Fatima Sammy (M.Ed, MPH) is the 8th-grade science teacher and teacher leader at the Putnam Avenue Upper School in Cambridge, MA. Her teaching focuses on instructional practices and routines that enable students to develop into independent learners. She leads a Professional Learning Community (PLC) that fosters collaboration, values student’s voice, and places an emphasis on the importance of learner visibility in the classroom. Fatima also serves as an education consultant for the Diversity, Education and Outreach Office of the Broad Institute of MIT and Harvard.
Jackie Duncan (M.A.) is the UDL district coordinator, is a high school English teacher within Shelby City Schools in Shelby, OH. Jackie has a non-traditional path into education that started with a tour in the United States Marine Corps, law enforcement, and a few other endeavors before she finally set her sights on earning her teaching degree. She has been teaching for the better part of the past decade and was introduced to UDL practices fairly early on in her practice. UDL’s focus on breaking traditional norms within education and creating multiple pathways to learning was the perfect pairing to her own philosophy of education. She has recently completed her graduate certificate from the University of Pennsylvania Literacy Network in UDL.

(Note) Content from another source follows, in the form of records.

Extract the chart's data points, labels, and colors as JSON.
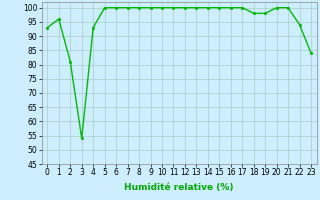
{
  "x": [
    0,
    1,
    2,
    3,
    4,
    5,
    6,
    7,
    8,
    9,
    10,
    11,
    12,
    13,
    14,
    15,
    16,
    17,
    18,
    19,
    20,
    21,
    22,
    23
  ],
  "y": [
    93,
    96,
    81,
    54,
    93,
    100,
    100,
    100,
    100,
    100,
    100,
    100,
    100,
    100,
    100,
    100,
    100,
    100,
    98,
    98,
    100,
    100,
    94,
    84
  ],
  "line_color": "#00bb00",
  "marker": "s",
  "marker_size": 1.8,
  "bg_color": "#cceeff",
  "grid_color": "#aacccc",
  "xlabel": "Humidité relative (%)",
  "ylim": [
    45,
    102
  ],
  "xlim": [
    -0.5,
    23.5
  ],
  "yticks": [
    45,
    50,
    55,
    60,
    65,
    70,
    75,
    80,
    85,
    90,
    95,
    100
  ],
  "xticks": [
    0,
    1,
    2,
    3,
    4,
    5,
    6,
    7,
    8,
    9,
    10,
    11,
    12,
    13,
    14,
    15,
    16,
    17,
    18,
    19,
    20,
    21,
    22,
    23
  ],
  "xlabel_color": "#00aa00",
  "xlabel_fontsize": 6.5,
  "tick_fontsize": 5.5,
  "linewidth": 1.0
}
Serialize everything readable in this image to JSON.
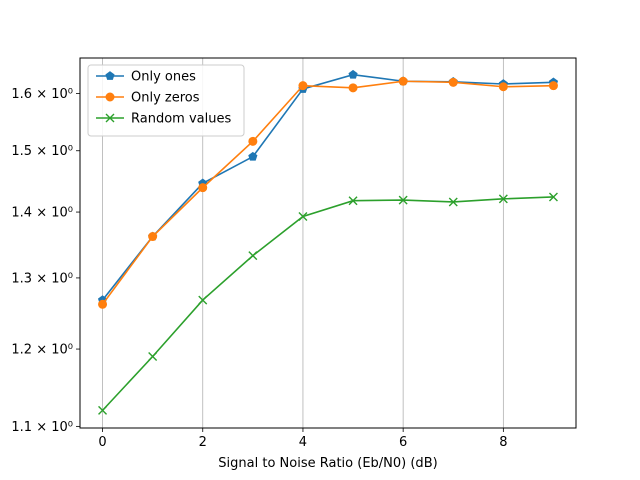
{
  "chart_data": {
    "type": "line",
    "title": "",
    "xlabel": "Signal to Noise Ratio (Eb/N0) (dB)",
    "ylabel": "",
    "x": [
      0,
      1,
      2,
      3,
      4,
      5,
      6,
      7,
      8,
      9
    ],
    "xlim": [
      -0.45,
      9.45
    ],
    "ylim": [
      1.098,
      1.665
    ],
    "yscale": "log",
    "x_ticks": [
      {
        "value": 0,
        "label": "0"
      },
      {
        "value": 2,
        "label": "2"
      },
      {
        "value": 4,
        "label": "4"
      },
      {
        "value": 6,
        "label": "6"
      },
      {
        "value": 8,
        "label": "8"
      }
    ],
    "y_ticks": [
      {
        "value": 1.1,
        "label": "1.1 × 10⁰"
      },
      {
        "value": 1.2,
        "label": "1.2 × 10⁰"
      },
      {
        "value": 1.3,
        "label": "1.3 × 10⁰"
      },
      {
        "value": 1.4,
        "label": "1.4 × 10⁰"
      },
      {
        "value": 1.5,
        "label": "1.5 × 10⁰"
      },
      {
        "value": 1.6,
        "label": "1.6 × 10⁰"
      }
    ],
    "grid": "vertical",
    "legend_position": "top-left",
    "series": [
      {
        "name": "Only ones",
        "color": "#1f77b4",
        "marker": "pentagon",
        "values": [
          1.268,
          1.362,
          1.446,
          1.49,
          1.608,
          1.634,
          1.622,
          1.621,
          1.617,
          1.62
        ]
      },
      {
        "name": "Only zeros",
        "color": "#ff7f0e",
        "marker": "circle",
        "values": [
          1.262,
          1.362,
          1.439,
          1.516,
          1.614,
          1.61,
          1.622,
          1.62,
          1.612,
          1.614
        ]
      },
      {
        "name": "Random values",
        "color": "#2ca02c",
        "marker": "x",
        "values": [
          1.12,
          1.19,
          1.268,
          1.333,
          1.393,
          1.418,
          1.419,
          1.416,
          1.421,
          1.424
        ]
      }
    ]
  }
}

Alisha Poling (B.S., M.Ed., M.A.S.E) is a Special Education Teacher and 504 Monitor at Mark Twain Elementary in Kirkland, WA. Alisha has taught in both self-contained and resource room programs and was introduced to UDL by education consultant, Dr. Cassie Martin who is affiliated with the University of WA Haring Center. Prior to teaching in WA, she taught art for 5 years and special education for 1 year in TN. She has worked in several districts and schools and believes that leadership is the key to making systemic changes in education. However, she believes that teachers who are trained in UDL can make THE difference in kids’ lives when the paradigm shift occurs. Currently, the school that Alisha works at (Mark Twain Elementary) is collaborating with the University of WA Haring Center and the TIES center as a model school for inclusionary practices.